Internal functions in R packages

An R package can be viewed as a set of functions, of which only a part are exposed to the user. In this blog post we shall concentrate of the functions that are not exposed to the user, so called internal functions: what are they, how does one handle them in one’s own package, and how can one explore them?

Internal functions 101

What is an internal function?

It’s a function that lives in your package, but that isn’t surfaced to the user. You could also call it unexported function or helper function; as opposed to exported functions and user-facing functions.

For instance, in the usethis package there’s a base_and_recommended() function that is not exported.

# doesn't work
library("usethis")
base_and_recommended()

## Error in base_and_recommended(): could not find function "base_and_recommended"

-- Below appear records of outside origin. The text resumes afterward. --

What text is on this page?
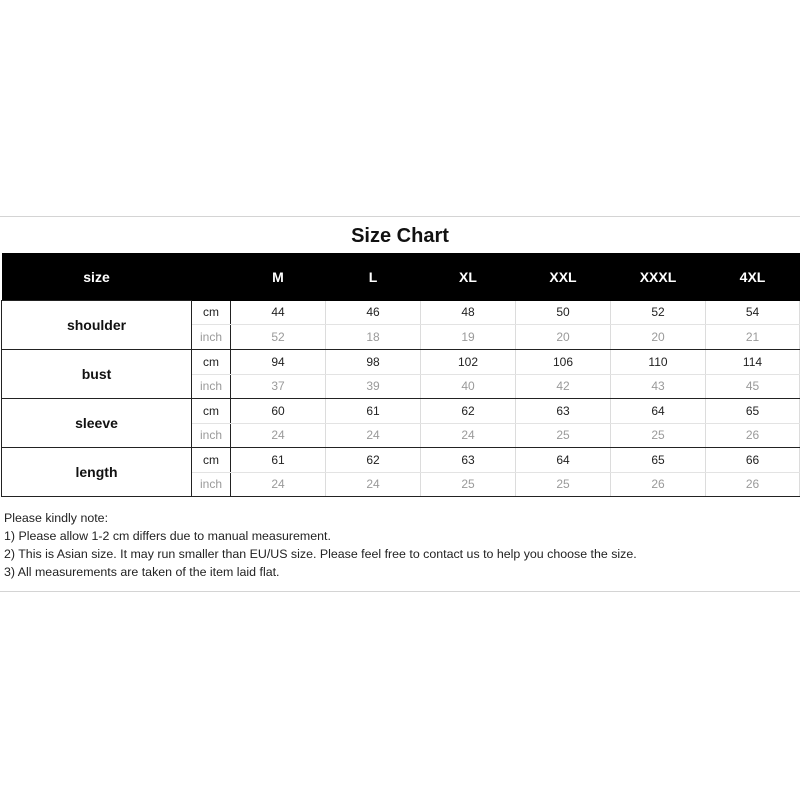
Size Chart
size		M	L	XL	XXL	XXXL	4XL
shoulder	cm	44	46	48	50	52	54
	inch	52	18	19	20	20	21
bust	cm	94	98	102	106	110	114
	inch	37	39	40	42	43	45
sleeve	cm	60	61	62	63	64	65
	inch	24	24	24	25	25	26
length	cm	61	62	63	64	65	66
	inch	24	24	25	25	26	26
Please kindly note:
1) Please allow 1-2 cm differs due to manual measurement.
2) This is Asian size. It may run smaller than EU/US size. Please feel free to contact us to help you choose the size.
3) All measurements are taken of the item laid flat.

usethis::base_and_recommended()

## Error: 'base_and_recommended' is not an exported object from 'namespace:usethis'

# works
usethis:::base_and_recommended()

##  [1] "base"       "boot"       "class"      "cluster"    "codetools" 
##  [6] "compiler"   "datasets"   "foreign"    "graphics"   "grDevices" 
## [11] "grid"       "KernSmooth" "lattice"    "MASS"       "Matrix"    
## [16] "methods"    "mgcv"       "nlme"       "nnet"       "parallel"  
## [21] "rpart"      "spatial"    "splines"    "stats"      "stats4"    
## [26] "survival"   "tcltk"      "tools"      "utils"

As an user, you shouldn’t use unexported functions of another package in your own code.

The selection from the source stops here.